Next TV employees yesterday expressed support for the sale of the network to ERA Communications chairman Lien Tai-sheng (練台生) and urged the National Communications Commission (NCC) to speed up its review of the sale and issue a ruling.
Lien officially took over operation of Next TV on June 1 after acquiring the network from Hong Kong-based Next Media for NT$1.4 billion (US$46 million).
The commission held a public hearing on the sale yesterday because the transaction involves the acquisition of a news channel, the influence of cable TV operators and other important issues. It said it wanted to hear from the two main stakeholders in the deal, media experts and representatives of civic groups and media associations.

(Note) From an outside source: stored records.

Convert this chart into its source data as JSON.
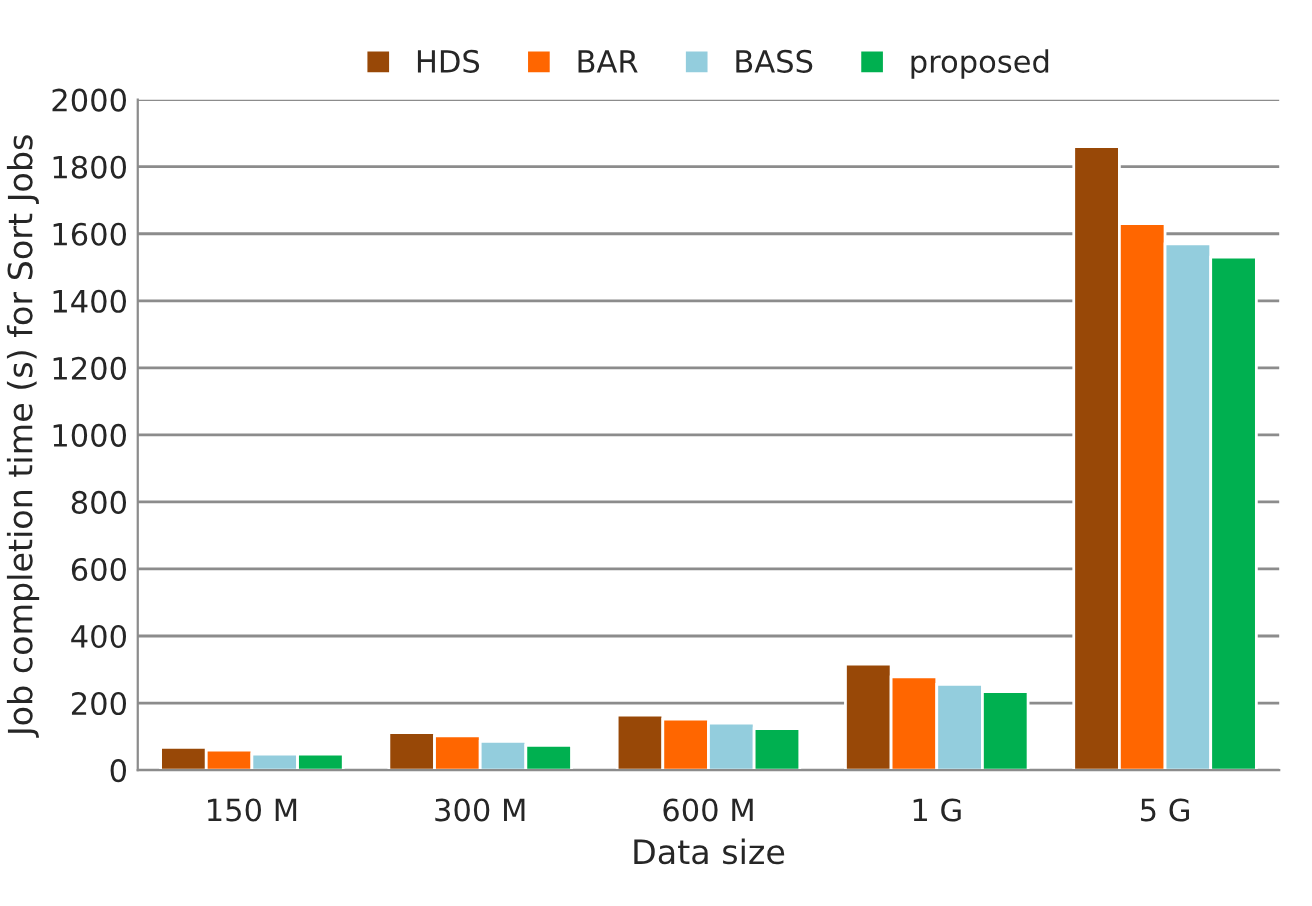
{
  "chart_data": {
    "type": "bar",
    "xlabel": "Data size",
    "ylabel": "Job completion time (s) for Sort Jobs",
    "categories": [
      "150 M",
      "300 M",
      "600 M",
      "1 G",
      "5 G"
    ],
    "series": [
      {
        "name": "HDS",
        "color": "#984807",
        "values": [
          68,
          112,
          164,
          316,
          1860
        ]
      },
      {
        "name": "BAR",
        "color": "#ff6600",
        "values": [
          60,
          102,
          152,
          278,
          1630
        ]
      },
      {
        "name": "BASS",
        "color": "#93cddd",
        "values": [
          48,
          86,
          140,
          256,
          1570
        ]
      },
      {
        "name": "proposed",
        "color": "#00b050",
        "values": [
          48,
          74,
          124,
          234,
          1530
        ]
      }
    ],
    "ylim": [
      0,
      2000
    ],
    "yticks": [
      0,
      200,
      400,
      600,
      800,
      1000,
      1200,
      1400,
      1600,
      1800,
      2000
    ],
    "grid": "y",
    "legend": "top"
  }
}
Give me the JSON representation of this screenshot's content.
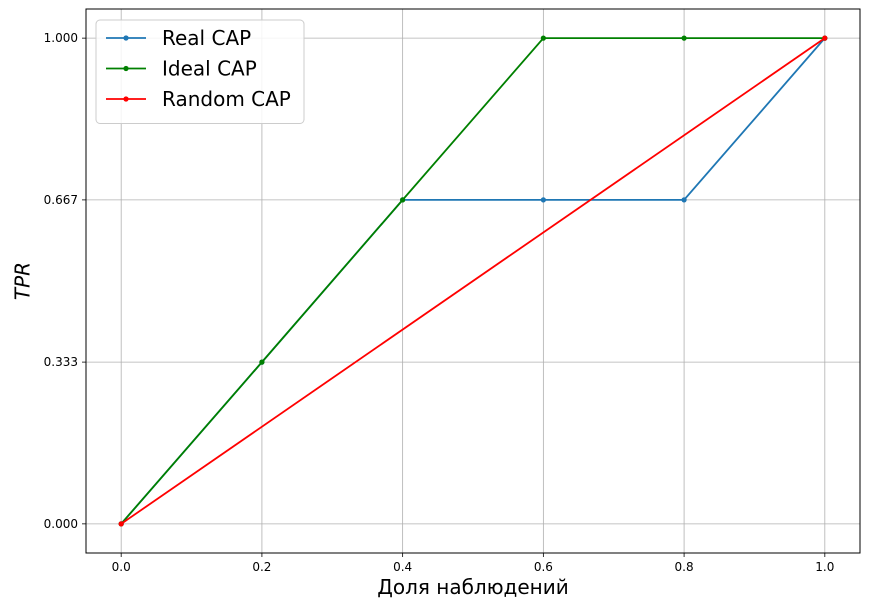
{
  "chart_data": {
    "type": "line",
    "xlabel": "Доля наблюдений",
    "ylabel": "TPR",
    "xlim": [
      -0.05,
      1.05
    ],
    "ylim": [
      -0.06,
      1.06
    ],
    "xticks": [
      0.0,
      0.2,
      0.4,
      0.6,
      0.8,
      1.0
    ],
    "xtick_labels": [
      "0.0",
      "0.2",
      "0.4",
      "0.6",
      "0.8",
      "1.0"
    ],
    "yticks": [
      0.0,
      0.333,
      0.667,
      1.0
    ],
    "ytick_labels": [
      "0.000",
      "0.333",
      "0.667",
      "1.000"
    ],
    "grid": true,
    "legend_position": "top-left",
    "series": [
      {
        "name": "Real CAP",
        "color": "#1f77b4",
        "x": [
          0.0,
          0.2,
          0.4,
          0.6,
          0.8,
          1.0
        ],
        "y": [
          0.0,
          0.333,
          0.667,
          0.667,
          0.667,
          1.0
        ]
      },
      {
        "name": "Ideal CAP",
        "color": "#008000",
        "x": [
          0.0,
          0.2,
          0.4,
          0.6,
          0.8,
          1.0
        ],
        "y": [
          0.0,
          0.333,
          0.667,
          1.0,
          1.0,
          1.0
        ]
      },
      {
        "name": "Random CAP",
        "color": "#ff0000",
        "x": [
          0.0,
          1.0
        ],
        "y": [
          0.0,
          1.0
        ]
      }
    ]
  }
}
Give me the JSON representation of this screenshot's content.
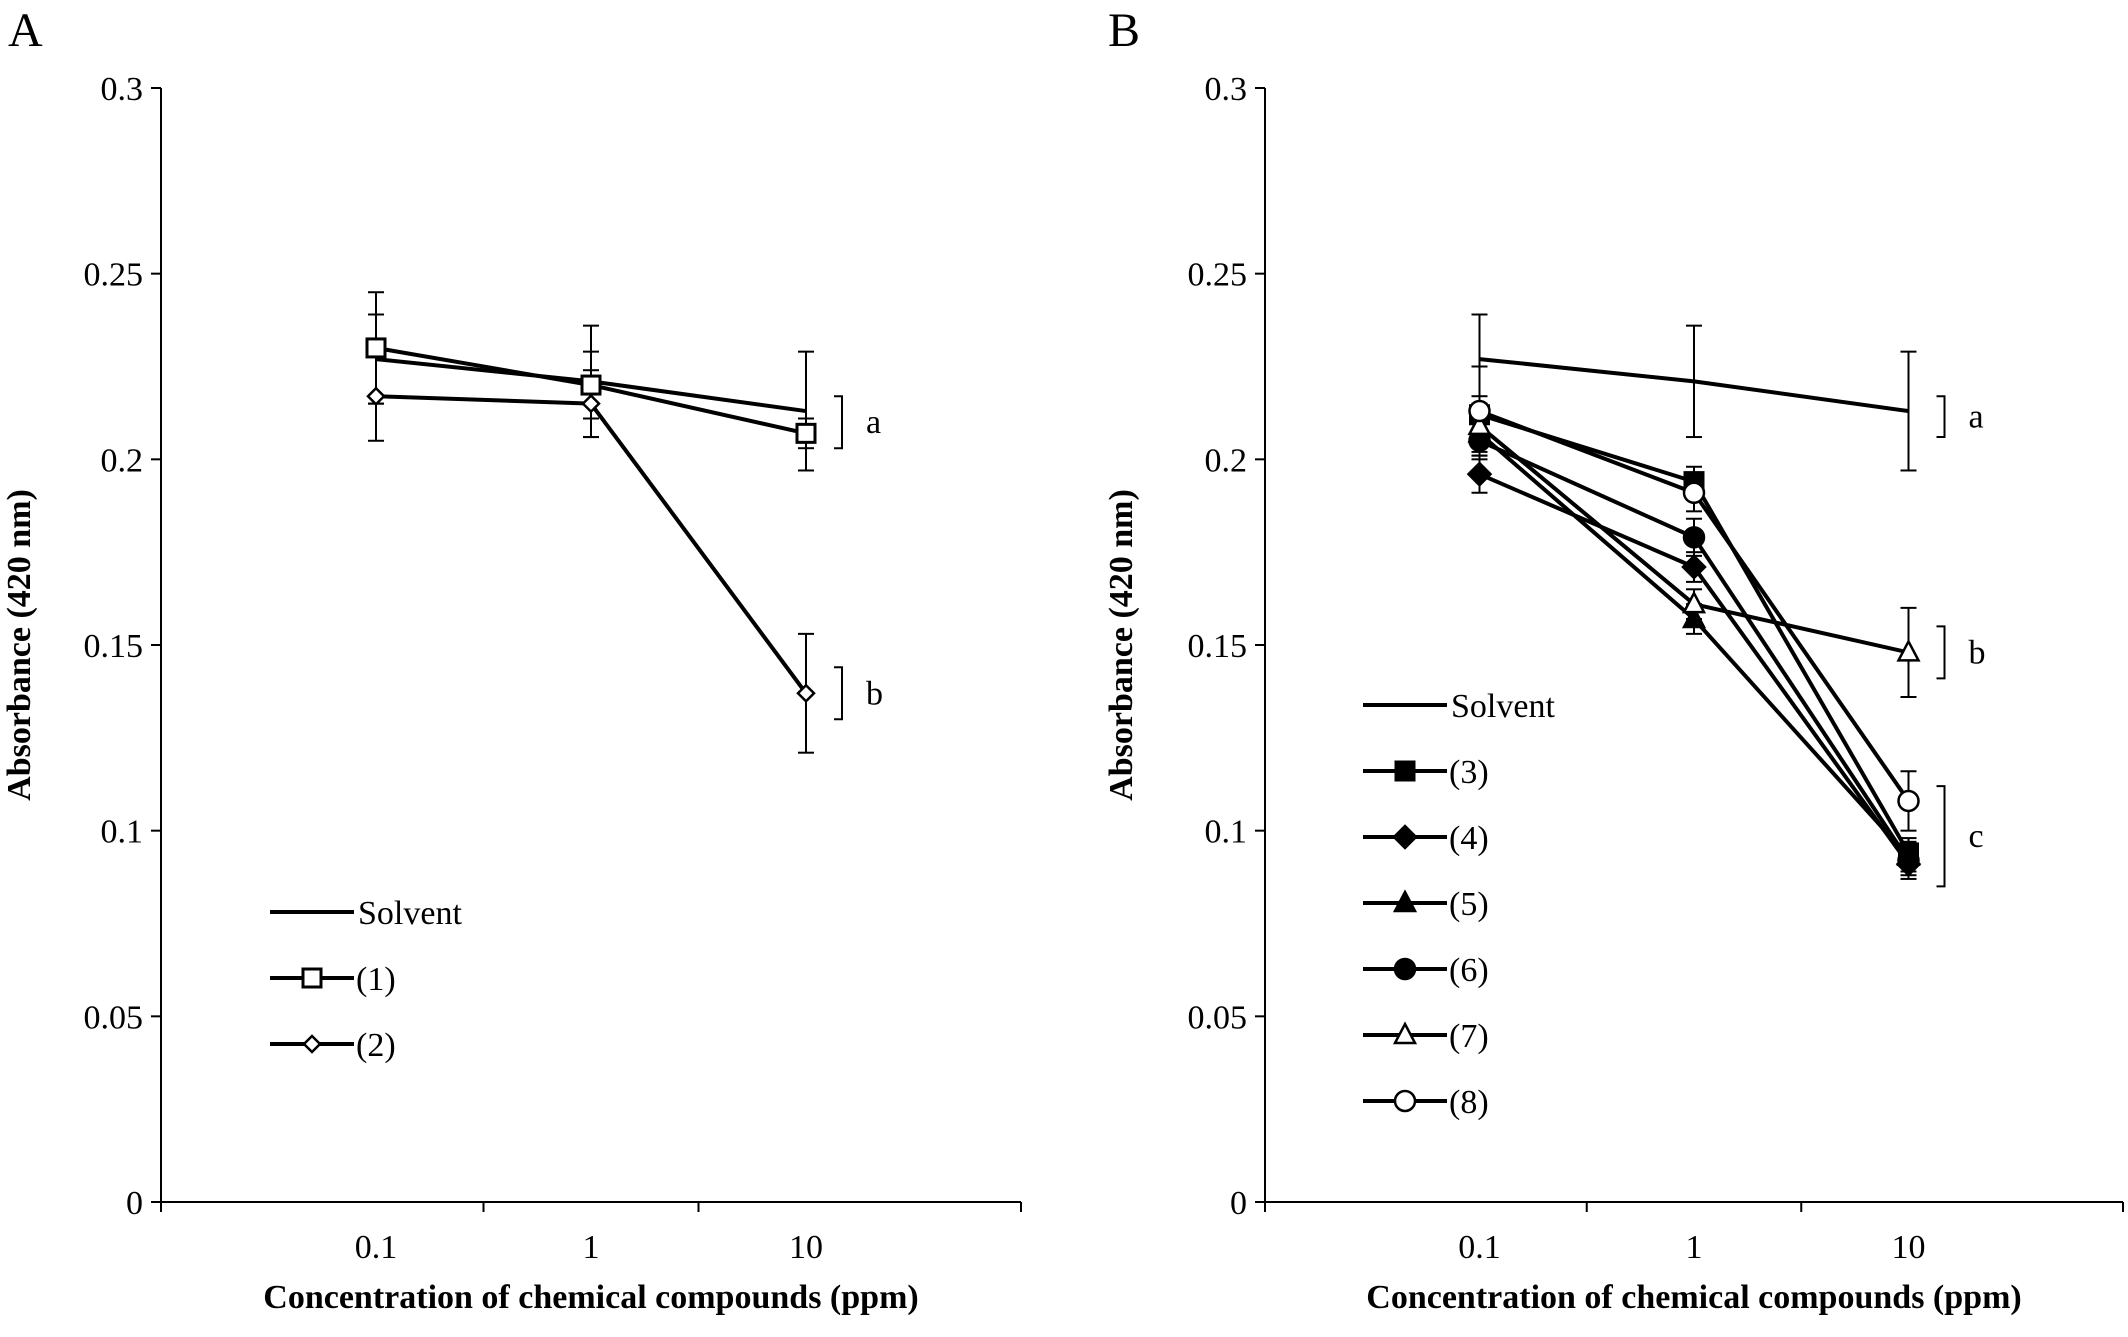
{
  "chart_data": [
    {
      "panel": "A",
      "type": "line",
      "xlabel": "Concentration of chemical compounds (ppm)",
      "ylabel": "Absorbance (420 nm)",
      "x_scale": "log",
      "categories": [
        "0.1",
        "1",
        "10"
      ],
      "y_ticks": [
        "0",
        "0.05",
        "0.1",
        "0.15",
        "0.2",
        "0.25",
        "0.3"
      ],
      "ylim": [
        0,
        0.3
      ],
      "grid": false,
      "legend_placement": "lower-left",
      "series": [
        {
          "name": "Solvent",
          "marker": "none",
          "values": [
            0.227,
            0.221,
            0.213
          ],
          "errors": [
            0.012,
            0.015,
            0.016
          ]
        },
        {
          "name": "(1)",
          "marker": "open-square",
          "values": [
            0.23,
            0.22,
            0.207
          ],
          "errors": [
            0.015,
            0.009,
            0.004
          ]
        },
        {
          "name": "(2)",
          "marker": "open-diamond",
          "values": [
            0.217,
            0.215,
            0.137
          ],
          "errors": [
            0.012,
            0.009,
            0.016
          ]
        }
      ],
      "significance": [
        {
          "label": "a",
          "y_range": [
            0.203,
            0.217
          ]
        },
        {
          "label": "b",
          "y_range": [
            0.13,
            0.144
          ]
        }
      ]
    },
    {
      "panel": "B",
      "type": "line",
      "xlabel": "Concentration of chemical compounds (ppm)",
      "ylabel": "Absorbance (420 nm)",
      "x_scale": "log",
      "categories": [
        "0.1",
        "1",
        "10"
      ],
      "y_ticks": [
        "0",
        "0.05",
        "0.1",
        "0.15",
        "0.2",
        "0.25",
        "0.3"
      ],
      "ylim": [
        0,
        0.3
      ],
      "grid": false,
      "legend_placement": "lower-left",
      "series": [
        {
          "name": "Solvent",
          "marker": "none",
          "values": [
            0.227,
            0.221,
            0.213
          ],
          "errors": [
            0.012,
            0.015,
            0.016
          ]
        },
        {
          "name": "(3)",
          "marker": "filled-square",
          "values": [
            0.212,
            0.194,
            0.094
          ],
          "errors": [
            0.005,
            0.004,
            0.004
          ]
        },
        {
          "name": "(4)",
          "marker": "filled-diamond",
          "values": [
            0.196,
            0.171,
            0.091
          ],
          "errors": [
            0.005,
            0.004,
            0.004
          ]
        },
        {
          "name": "(5)",
          "marker": "filled-triangle",
          "values": [
            0.207,
            0.157,
            0.093
          ],
          "errors": [
            0.005,
            0.004,
            0.004
          ]
        },
        {
          "name": "(6)",
          "marker": "filled-circle",
          "values": [
            0.205,
            0.179,
            0.092
          ],
          "errors": [
            0.005,
            0.005,
            0.004
          ]
        },
        {
          "name": "(7)",
          "marker": "open-triangle",
          "values": [
            0.209,
            0.161,
            0.148
          ],
          "errors": [
            0.004,
            0.004,
            0.012
          ]
        },
        {
          "name": "(8)",
          "marker": "open-circle",
          "values": [
            0.213,
            0.191,
            0.108
          ],
          "errors": [
            0.012,
            0.005,
            0.008
          ]
        }
      ],
      "significance": [
        {
          "label": "a",
          "y_range": [
            0.206,
            0.217
          ]
        },
        {
          "label": "b",
          "y_range": [
            0.141,
            0.155
          ]
        },
        {
          "label": "c",
          "y_range": [
            0.085,
            0.112
          ]
        }
      ]
    }
  ]
}
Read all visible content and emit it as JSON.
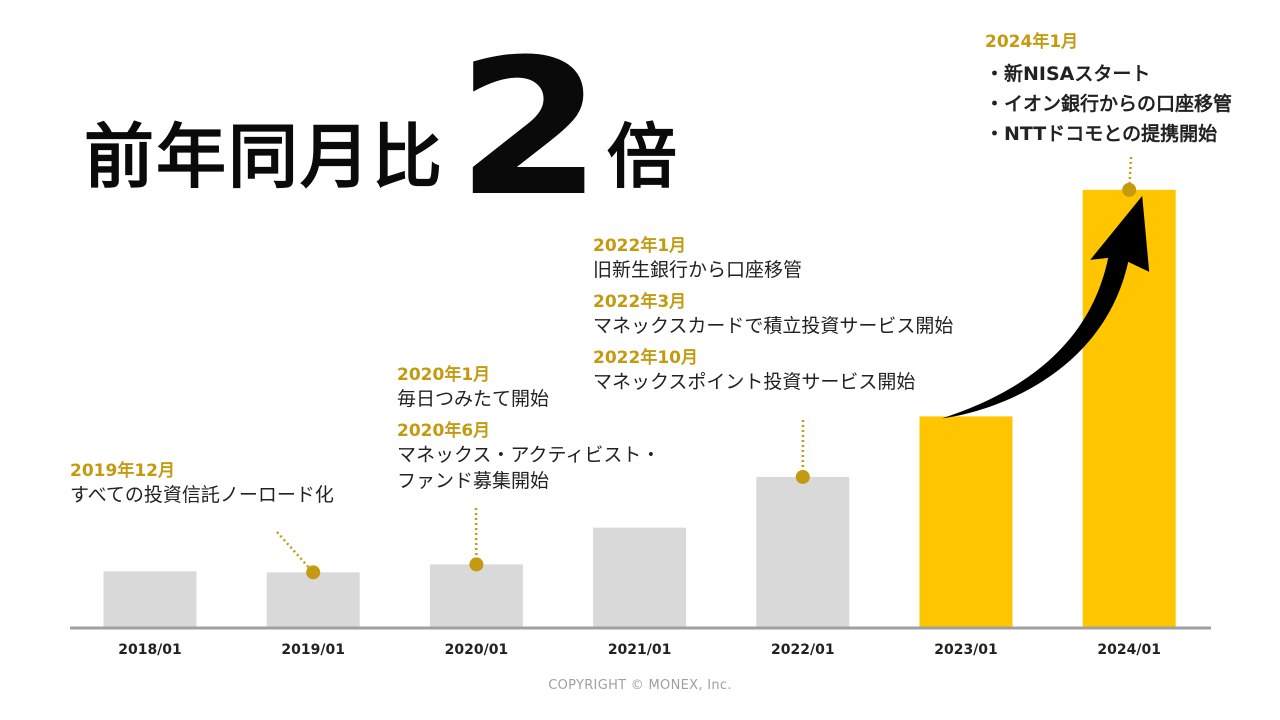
{
  "headline": {
    "prefix": "前年同月比",
    "number": "2",
    "suffix": "倍"
  },
  "chart_data": {
    "type": "bar",
    "categories": [
      "2018/01",
      "2019/01",
      "2020/01",
      "2021/01",
      "2022/01",
      "2023/01",
      "2024/01"
    ],
    "values": [
      56,
      55,
      63,
      100,
      151,
      212,
      440
    ],
    "ylim": [
      0,
      460
    ],
    "grid": false,
    "colors": {
      "bar_default": "#d9d9d9",
      "bar_highlight": "#ffc600",
      "highlight_categories": [
        "2023/01",
        "2024/01"
      ],
      "annotation_date": "#c39a10",
      "marker": "#c39a10",
      "axis": "#a0a0a0",
      "arrow": "#000000"
    },
    "annotations": [
      {
        "category": "2019/01",
        "lines": [
          {
            "date": "2019年12月",
            "text": "すべての投資信託ノーロード化"
          }
        ]
      },
      {
        "category": "2020/01",
        "lines": [
          {
            "date": "2020年1月",
            "text": "毎日つみたて開始"
          },
          {
            "date": "2020年6月",
            "text": "マネックス・アクティビスト・\nファンド募集開始"
          }
        ]
      },
      {
        "category": "2022/01",
        "lines": [
          {
            "date": "2022年1月",
            "text": "旧新生銀行から口座移管"
          },
          {
            "date": "2022年3月",
            "text": "マネックスカードで積立投資サービス開始"
          },
          {
            "date": "2022年10月",
            "text": "マネックスポイント投資サービス開始"
          }
        ]
      },
      {
        "category": "2024/01",
        "date": "2024年1月",
        "items": [
          "・新NISAスタート",
          "・イオン銀行からの口座移管",
          "・NTTドコモとの提携開始"
        ]
      }
    ]
  },
  "copyright": "COPYRIGHT © MONEX, Inc."
}
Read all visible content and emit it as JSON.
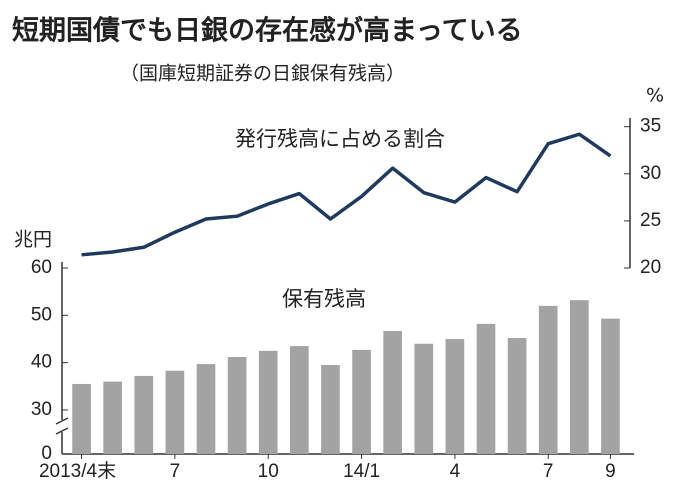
{
  "chart_data": {
    "type": "bar",
    "title": "短期国債でも日銀の存在感が高まっている",
    "subtitle": "（国庫短期証券の日銀保有残高）",
    "y_unit": "兆円",
    "y2_unit": "%",
    "categories": [
      "2013/4末",
      null,
      null,
      "7",
      null,
      null,
      "10",
      null,
      null,
      "14/1",
      null,
      null,
      "4",
      null,
      null,
      "7",
      null,
      "9"
    ],
    "ylim": [
      0,
      60
    ],
    "axis_break": [
      0,
      30
    ],
    "yticks": [
      0,
      30,
      40,
      50,
      60
    ],
    "y2lim": [
      20,
      35.5
    ],
    "y2ticks": [
      20,
      25,
      30,
      35
    ],
    "series": [
      {
        "name": "保有残高",
        "type": "bar",
        "color": "#a3a3a3",
        "values": [
          35.5,
          36,
          37.2,
          38.3,
          39.7,
          41.2,
          42.5,
          43.5,
          39.5,
          42.7,
          46.7,
          44,
          45,
          48.2,
          45.2,
          52,
          53.2,
          49.3
        ]
      },
      {
        "name": "発行残高に占める割合",
        "type": "line",
        "axis": "y2",
        "color": "#1f3a5c",
        "values": [
          21.4,
          21.7,
          22.2,
          23.8,
          25.2,
          25.5,
          26.8,
          27.9,
          25.2,
          27.6,
          30.6,
          28,
          27,
          29.6,
          28.1,
          33.2,
          34.2,
          31.9
        ]
      }
    ]
  }
}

Cheng Yi-ping (鄭一平), chairman of the Next TV Workers’ Union, told the hearing that a majority of employees supported the sale because both the seller and the buyer had shown goodwill toward them, giving generous severance pay and respecting their career choices.
He said Lien had also promised to negotiate with the union on salaries and benefits after the commission approves the transfer of ownership.
Cheng raised the question of why Next TV could only be viewed on cable channels recently, considering that it was formed four years ago.
“Is it because our programs are not good enough or our reporters slack off? We would admit it if that was true, but it is not,” he said.
He urged the commission to quickly rule on the sale, whether it decides to approve it or not.
Cheng said that as a journalist, he believes that the media should safeguard social justice and oversee the operation of the government.
“However, as the old saying goes: ‘You can only know honor and humiliation when you have clothes to wear and food to eat,’” Cheng said. “A majority of reporters are underpaid and are constantly asked to work overtime. How can you expect them to fulfill their social responsibilities, oversee the government and have the courage to break scandals?”
Next TV general manager Chen Shou-kuo (陳守國) said Lien was eyeing Next TV’s talented staff and high-definition broadcasting equipment when he decided to buy the network, which has been losing NT$100 million (US$3.33 million) a month.
The new management has sought to consolidate personnel and management from ERA and Next TV and tried to have Next TV included in cable services nationwide, he said.
However, one-third of the employees in Next TV’s news department chose to leave after ERA took over, he said.
Next TV’s ratings have not risen significantly since it was moved to Channel 45, Chen said. Only 60 percent of cable subscribers are able to watch Next TV because the cable systems owned by Kbro have yet to include the channel in their service, he added.
Chen promised that ERA and Next TV’s news departments would remain separate.
He also described the competition between the cable systems owned by Lien and those owned by other operators as that “between a mom-and-pop store and a convenience store chain.”
Lien’s cable systems on the east coast, he said, have fewer than 1 million subscribers and only account for about 1.9 percent of the market. His acquisition of Next TV would not lead to monopolization of the media nor create a “media monster,” Chen said.
Chen said Lien would still pay NT$1.4 billion to buy Next TV even if the commission vetoed the deal.
Chen Hsiao-yi (陳曉宜), chairwoman of the Association of Taiwan Journalists, said the commission should wait for the legislature to pass the proposed legislation against monopolization of the media before it starts to review the sale.
“The program rerun rates on ERA TV network channels are very high. This shows that the acquisition will not bring any diversity to Next TV’s programming,” she said.